The fourth and last section focuses on the visual aspects of propaganda with images, paintings, displays, and the valorization of ritual. Esther Dehoux, in "Paintings of Canons: Images and Messages at Saint-Jacques-des-Guérets," locates her essay within the confines of visual propaganda in the Loire Valley, unraveling the iconographic messages found in south-west Vandmois, more especially in Saint- Jacques-des-Guérets. There, the church's canons chose to represent on their walls Catholic dogma, social hierarchy, and communal identity. Several maps, diagrams, and photographs conclude the essay. Using the fleur-de-lys, Laurent Hablot's "Under the Fleurs-de-Lys: The Use of Royal Armorials as a Tool of Governance from Philip Augustus to the Last Capetian" proposes to enlarge the study of heraldic's function. He looks further than heraldic's identifying function on the battle or tournament field and focuses on the Fleur's symbolic political association with the Capetian monarchy. In his words heraldic was a governing tool. Hablot demonstrates how several social groups were allowed to carry the arms (or a variation thereof) according to their social functions. His presentation is followed by several photographs of seals and stain glasses depicting the symbol. Vincent Debiais, in "Display to Persuade: The Construction and Promotion of Memory in Inscriptions as a Means of Medieval Propaganda," concentrates on the propagandistic-communicative function of funerary and commemorative epigraphy. He is concerned with the text itself, the text's support (form and space where and on which the text is inscribed), and its audience. Several photographs of epitaphs and inscriptions follow his article. The volume closes with Alain Rauwell's "Liturgical Treatises and the Exaltation of Roman/ness from Bernold of Constance to Innocent III" where he discusses the expositiones missae, which offered liturgical explanations of texts and ceremonies of the mass. Rome, its papal court, and its pope weigh heavily in most texts, to such a point that Rauwell may be calling these liturgical documents Roman propaganda. Hence Rauwell hypothesizes on the possibility of using concepts like propaganda in the analysis of ecclesiastical literature.

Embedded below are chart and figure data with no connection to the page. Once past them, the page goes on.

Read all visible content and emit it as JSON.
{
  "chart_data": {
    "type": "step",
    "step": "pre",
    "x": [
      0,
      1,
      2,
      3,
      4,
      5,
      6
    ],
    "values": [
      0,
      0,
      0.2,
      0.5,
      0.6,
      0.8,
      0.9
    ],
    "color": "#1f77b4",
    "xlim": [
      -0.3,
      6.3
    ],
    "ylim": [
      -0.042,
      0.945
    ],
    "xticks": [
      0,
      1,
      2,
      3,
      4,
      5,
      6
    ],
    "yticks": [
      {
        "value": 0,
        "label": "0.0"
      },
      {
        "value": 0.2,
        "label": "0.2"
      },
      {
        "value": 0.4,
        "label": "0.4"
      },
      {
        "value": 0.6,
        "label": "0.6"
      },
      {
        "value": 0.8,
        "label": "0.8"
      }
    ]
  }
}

Robert Halleux concludes this rich volume recapitulating the many analytical concepts applicable to the religious or political world of propaganda and communication: persuasive, seductive, invasive, insidious, verbal, iconographic, or gestural. Again, this volume is necessary and essential to anyone interested in the various means of medieval communication. One should praise the high standards of this collection and the originality of the research.

-------- Notes:

1. The most salient medieval examples are: Martin Aurell, Culture politique des Plantagenêt, 1154-1224: Actes du colloque tenu à Poitiers du 2 au 5 mai 2002 (Poitiers: Centre d'études supérieures de civilisation médiévale, 2003); Convegno storico internazionale (Todi, Italy), La propaganda politica nel basso Medioevo: Atti del XXXVIII Convegno storico internazionale, Todi, 14-17 ottobre 2001 (Spoleto, Perugia: Centro italiano di studi sull'alto Medioevo, 2002); Thelma S. Fenster and Daniel Lord Smail, Fama: The Politics of Talk and Reputation in Medieval Europe (Ithaca, N.Y.: Cornell University Press, 2003); and George Makdisi, Dominique Sourdel, and Janine Sourdel-Thomine, Prédication et propagande au Moyen Age: Islam, Byzance, Occident: Penn-Paris-Dumbarton Oaks Colloquia, III, session des 20-25 octobre 1980 (Paris: Presses universitaires de France, 1983).

2. At the basis of propaganda are the religious and often coercive elements of the Congregatio de propaganda fide of the Counter- Reformation.